A grand jury indicts Louisiana’s attorney general in a fight over changes to the local courts
Louisiana’s Republican attorney general was indicted Thursday on criminal charges by a grand jury in New Orleans, accused of trying to intimidate local officials who fought a law enacted by GOP legislators to overhaul the local courts.
Attorney General Liz Murrill told eight New Orleans officials, including Mayor Helena Moreno and District Attorney Jason Williams, that they could face removal from their jobs for opposing the law. It eliminated the position of Orleans Parish criminal court clerk after a man who spent decades in prison for a wrongful conviction was elected to the post with 68% of the vote.
Legislators approved the law at Republican Gov. Jeff Landry’s urging just days before Calvin Duncan was to take office in May. Duncan’s supporters saw it as a move by a majority white conservative Legislature to thwart the will of voters in a predominantly Black Democratic hub in a red state.
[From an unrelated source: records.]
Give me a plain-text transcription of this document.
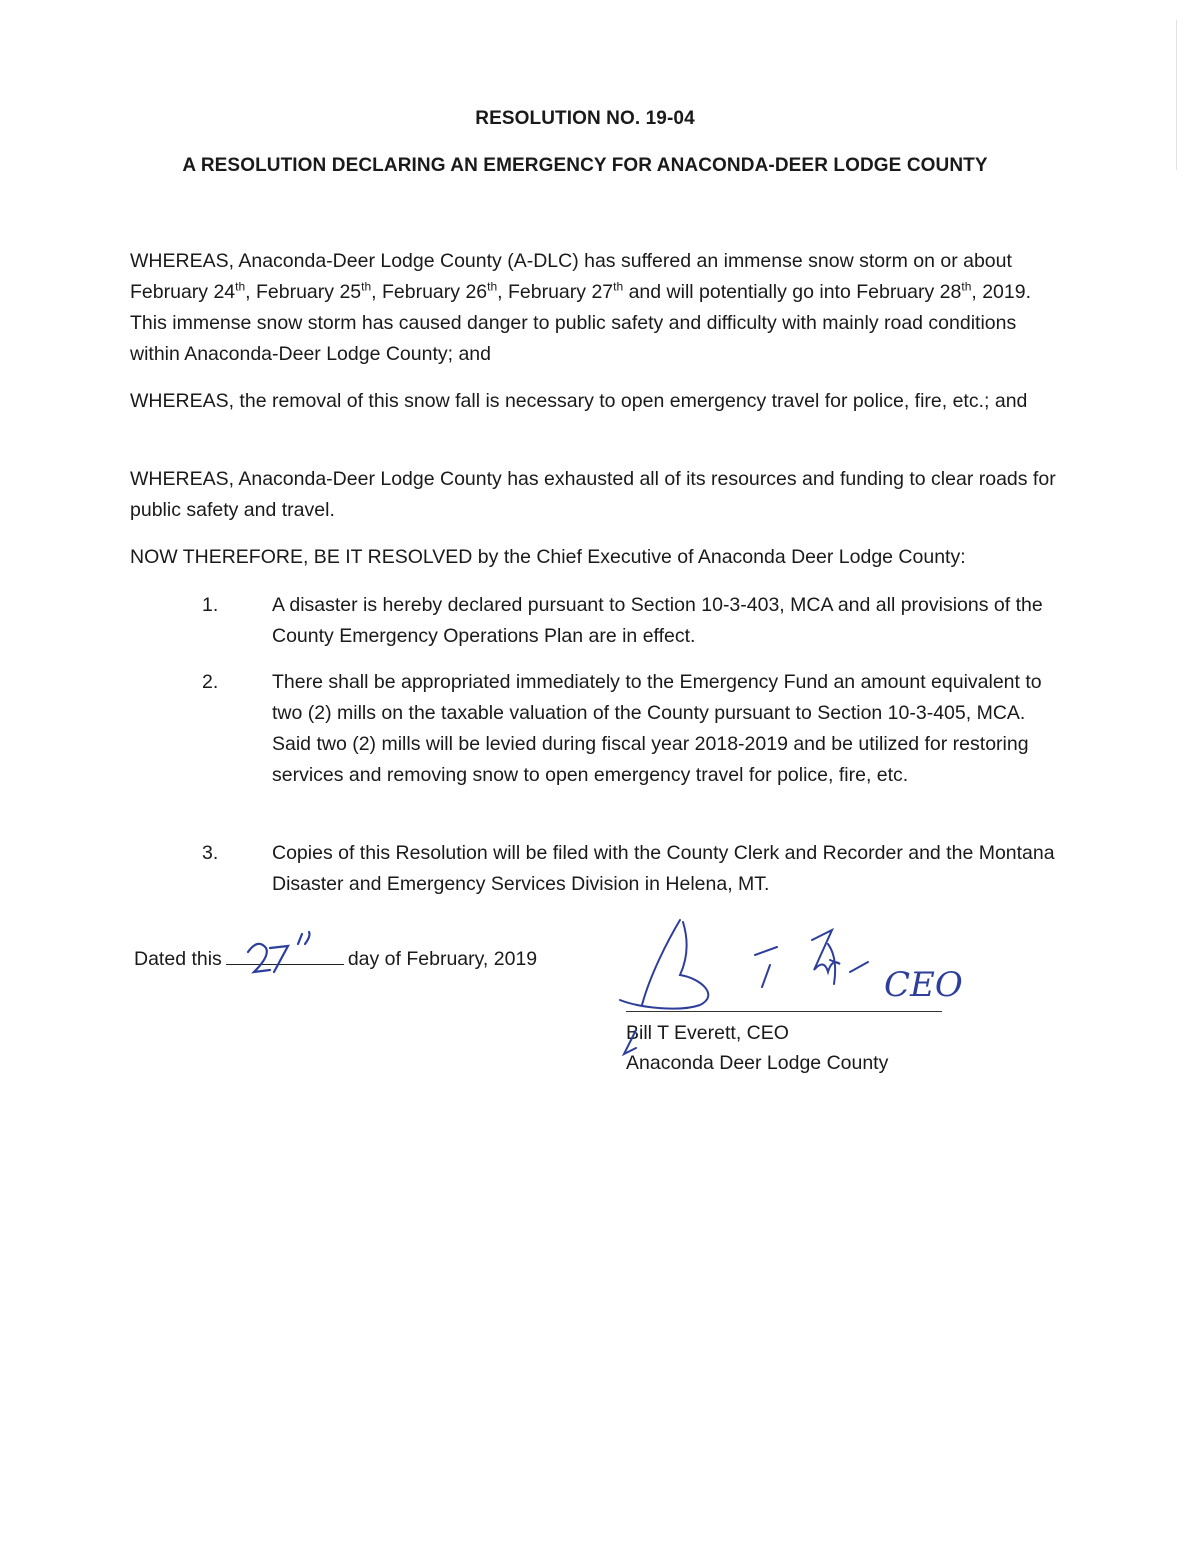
RESOLUTION NO. 19-04
A RESOLUTION DECLARING AN EMERGENCY FOR ANACONDA-DEER LODGE COUNTY

WHEREAS, Anaconda-Deer Lodge County (A-DLC) has suffered an immense snow storm on or about February 24th, February 25th, February 26th, February 27th and will potentially go into February 28th, 2019. This immense snow storm has caused danger to public safety and difficulty with mainly road conditions within Anaconda-Deer Lodge County; and

WHEREAS, the removal of this snow fall is necessary to open emergency travel for police, fire, etc.; and

WHEREAS, Anaconda-Deer Lodge County has exhausted all of its resources and funding to clear roads for public safety and travel.

NOW THEREFORE, BE IT RESOLVED by the Chief Executive of Anaconda Deer Lodge County:

1.	A disaster is hereby declared pursuant to Section 10-3-403, MCA and all provisions of the County Emergency Operations Plan are in effect.
2.	There shall be appropriated immediately to the Emergency Fund an amount equivalent to two (2) mills on the taxable valuation of the County pursuant to Section 10-3-405, MCA. Said two (2) mills will be levied during fiscal year 2018-2019 and be utilized for restoring services and removing snow to open emergency travel for police, fire, etc.
3.	Copies of this Resolution will be filed with the County Clerk and Recorder and the Montana Disaster and Emergency Services Division in Helena, MT.
Dated this	day of February, 2019
Bill T Everett, CEO
Anaconda Deer Lodge County
CEO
Duncan was a jailhouse lawyer who later graduated from law school. He founded a nonprofit dedicated to expanding incarcerated people’s access to the court system and was the driving force behind a 2020 U.S. Supreme Court decision that ended nonunanimous jury convictions. Murrill and other Louisiana officials have long denied his innocence even though he is listed on the National Registry of Exonerations.